Monday, October 10, 2016

D.I.C.

Sometimes leaving the narcissist feels like what I think DIC must feel like. To be sure, I've never had DIC and thus can't speak honestly as to how DIC must feel. But there are certain similarities as far as I can tell. Basically, DIC is a bad ass end stage thing you might come down with after you're already suffering with end stage cancer, or bacterial meningitis, and you've gone septic. Disseminated Intravascular Coagulation perchance you were thinking of other forms of the word DIC. Where even the heroes throw in the towel, shake their heads, and do that thing they never ever do, which is to hope. Cause they have all their Savior Hero shit they can usually call upon, except this time they can't. Cause you don't with DIC. Everyone knows you put your money on the Hail Mary end zone pass and the Prayer, which for the most part doesn't pay off. It's mostly, very, very bad. Like Dragons. Like large Monsters. Or like Harry and his horrible day. Or precisely like Clots. Everywhere your blood moves. We call them strokes or CerebroVascular Accidents if they throw in the brain--Heart Attacks or Myocardial Infarctions (MI) if they throw in the heart--Pulmonary Embolisms or PEs if they throw in the lungs--and DIC if they throw seemingly everywhere at the same time. And at the same time paradoxically, you might also be hemorrhaging. Clots everywhere are almost always bad. Clots and hemorrhage tis a bit of a ghoulish nightmare.

Oh, and then there's Gangrene. It often comes too before or after like the frightening bit in the haunted house It turns those extremities purplishly black. You start looking like the monster yourself.

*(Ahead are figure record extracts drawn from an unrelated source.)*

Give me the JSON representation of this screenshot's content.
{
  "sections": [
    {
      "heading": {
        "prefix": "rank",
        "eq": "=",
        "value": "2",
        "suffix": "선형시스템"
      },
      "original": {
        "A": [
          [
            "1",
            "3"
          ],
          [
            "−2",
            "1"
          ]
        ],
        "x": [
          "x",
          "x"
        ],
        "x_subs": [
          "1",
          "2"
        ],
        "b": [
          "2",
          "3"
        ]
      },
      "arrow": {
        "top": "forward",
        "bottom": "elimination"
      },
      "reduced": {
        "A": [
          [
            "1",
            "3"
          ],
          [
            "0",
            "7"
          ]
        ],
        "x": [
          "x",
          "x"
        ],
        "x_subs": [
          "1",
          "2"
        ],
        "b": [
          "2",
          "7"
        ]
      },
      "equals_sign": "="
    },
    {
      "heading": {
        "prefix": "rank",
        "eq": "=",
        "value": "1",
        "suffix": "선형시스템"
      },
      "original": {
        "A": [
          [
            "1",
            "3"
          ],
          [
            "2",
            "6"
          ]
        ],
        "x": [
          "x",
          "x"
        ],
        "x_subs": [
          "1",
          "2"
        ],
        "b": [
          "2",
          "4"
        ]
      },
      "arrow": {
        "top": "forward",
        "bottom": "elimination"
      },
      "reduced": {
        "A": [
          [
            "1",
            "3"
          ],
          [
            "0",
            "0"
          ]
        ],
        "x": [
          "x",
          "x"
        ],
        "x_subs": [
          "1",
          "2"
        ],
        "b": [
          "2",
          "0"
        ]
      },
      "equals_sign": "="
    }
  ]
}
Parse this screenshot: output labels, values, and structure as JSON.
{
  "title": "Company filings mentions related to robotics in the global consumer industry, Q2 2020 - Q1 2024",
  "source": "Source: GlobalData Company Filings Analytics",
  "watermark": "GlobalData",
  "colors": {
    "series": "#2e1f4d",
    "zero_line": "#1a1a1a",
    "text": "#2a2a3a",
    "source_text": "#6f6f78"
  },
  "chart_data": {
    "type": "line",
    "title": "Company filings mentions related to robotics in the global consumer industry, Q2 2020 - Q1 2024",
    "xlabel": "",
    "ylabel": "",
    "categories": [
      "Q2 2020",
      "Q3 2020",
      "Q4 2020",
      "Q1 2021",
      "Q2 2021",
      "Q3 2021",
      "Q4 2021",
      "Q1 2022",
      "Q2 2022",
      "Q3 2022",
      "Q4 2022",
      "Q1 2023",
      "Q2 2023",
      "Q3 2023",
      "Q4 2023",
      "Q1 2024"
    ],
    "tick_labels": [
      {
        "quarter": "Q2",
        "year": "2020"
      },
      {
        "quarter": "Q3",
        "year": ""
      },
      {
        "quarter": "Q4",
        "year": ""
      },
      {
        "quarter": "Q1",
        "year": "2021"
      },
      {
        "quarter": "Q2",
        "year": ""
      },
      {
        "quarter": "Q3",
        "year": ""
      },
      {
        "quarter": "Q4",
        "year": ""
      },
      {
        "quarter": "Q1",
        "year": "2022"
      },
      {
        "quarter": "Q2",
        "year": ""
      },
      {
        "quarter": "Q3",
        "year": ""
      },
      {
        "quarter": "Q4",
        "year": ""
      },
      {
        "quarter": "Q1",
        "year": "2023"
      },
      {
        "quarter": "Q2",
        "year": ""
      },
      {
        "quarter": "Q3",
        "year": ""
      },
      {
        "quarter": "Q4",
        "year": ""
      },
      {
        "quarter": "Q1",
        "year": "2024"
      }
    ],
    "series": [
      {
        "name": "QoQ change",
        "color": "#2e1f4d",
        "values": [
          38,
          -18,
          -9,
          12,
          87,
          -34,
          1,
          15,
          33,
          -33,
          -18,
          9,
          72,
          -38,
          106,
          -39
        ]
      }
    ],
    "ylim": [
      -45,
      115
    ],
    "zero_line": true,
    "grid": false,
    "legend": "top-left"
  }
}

Typically, it's been preceded by something oh-so-benign like Bacterial Meningitis or Hemorrhage or some other unnamed Awfulness with a capital "A." Your organs start to oh-so-beautifully dissolve themselves in the cesspool of typical bacterial overload. Your finger tips blacken as the gangrene chews you up and creeps toward your heart. Above all, you see very clearly that you are in the process of dying. And most people don't see their own death. But with DIC, it doesn't catch you by surprise. No, rather you see your own death creeping up your limb. I'm sure this startles you. You see it like the train on the bridge. And mostly there is no outrunning it. There is no jumping from the train trestle. You are just there powerlessly watching it all happen.

And this is what it feels like to try to escape the narcissist.

Bathing in overwhelmingly endless toxic stew. Beyond the reach of help. Alone in your hospital bed, resembling the monster yourself, waiting for death's company. That's leaving the narcissist, on a bad day.